Making his second start of the spring, the Mets’ Opening Day starter again had command issues despite throwing 2.1 innings. Throwing mostly fastballs and change-ups, Syndergaard threw 47 pitches to get those seven outs – six pitches per out – which isn’t going to get it done on most days in the regular season.
Meanwhile, Bruce, the player Sandy Alderson most wants to trade, had a big day with a two-run homer, RBI double and run-saving diving catch in right field in Wednesday’s 8-7 victory over Boston.
Syndergaard didn’t give up any runs, but that wasn’t the story.
“I threw about 85 percent,” Syndergaard said. “I pulled it back a bit to work on my mechanics. I wanted to close my shoulder on my way to the plate.”
In the regular season, Syndergaard’s pitch count put him on pace to throw 4.2 innings, which is not what he has in mind.
Syndergaard said he gained 17 pounds of muscle in the offseason – disputed by manager Terry Collins – for the purpose of being strong enough to work longer in games. However, what Syndergaard doesn’t realize is what kept him from going deeper into games isn’t a matter of losing strength, but losing command and running up his pitch count.
Syndergaard touched 100 mph. several times and threw mostly in the high 90s – frankly, I don’t see where he dialed it back – but pitching isn’t about velocity. A pitcher relies on location, movement of his pitches and velocity, with velocity the least important.
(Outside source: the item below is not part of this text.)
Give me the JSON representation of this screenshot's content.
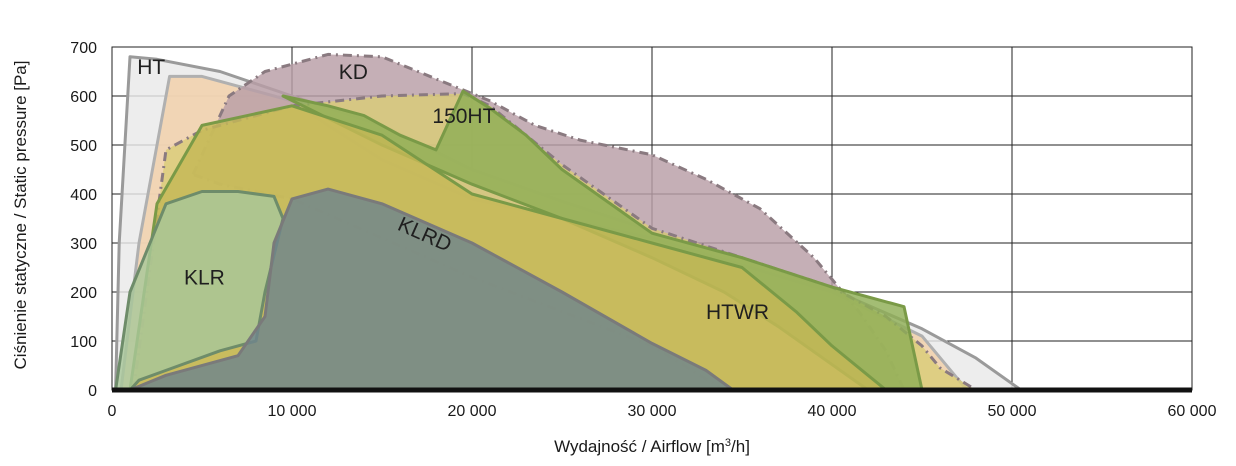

METS NOVELTY: With the Mets sending a large contingent to the World Baseball Classic and playing a split-squad game, they were in need of bodies and that opened the way for Tebow’s chance to play – as a designated hitter.
Tebow struck out in his first at-bat on four pitches, grounded into a double play in his second to drive in a run and produce a standing ovation, and was hit by a pitch in his third.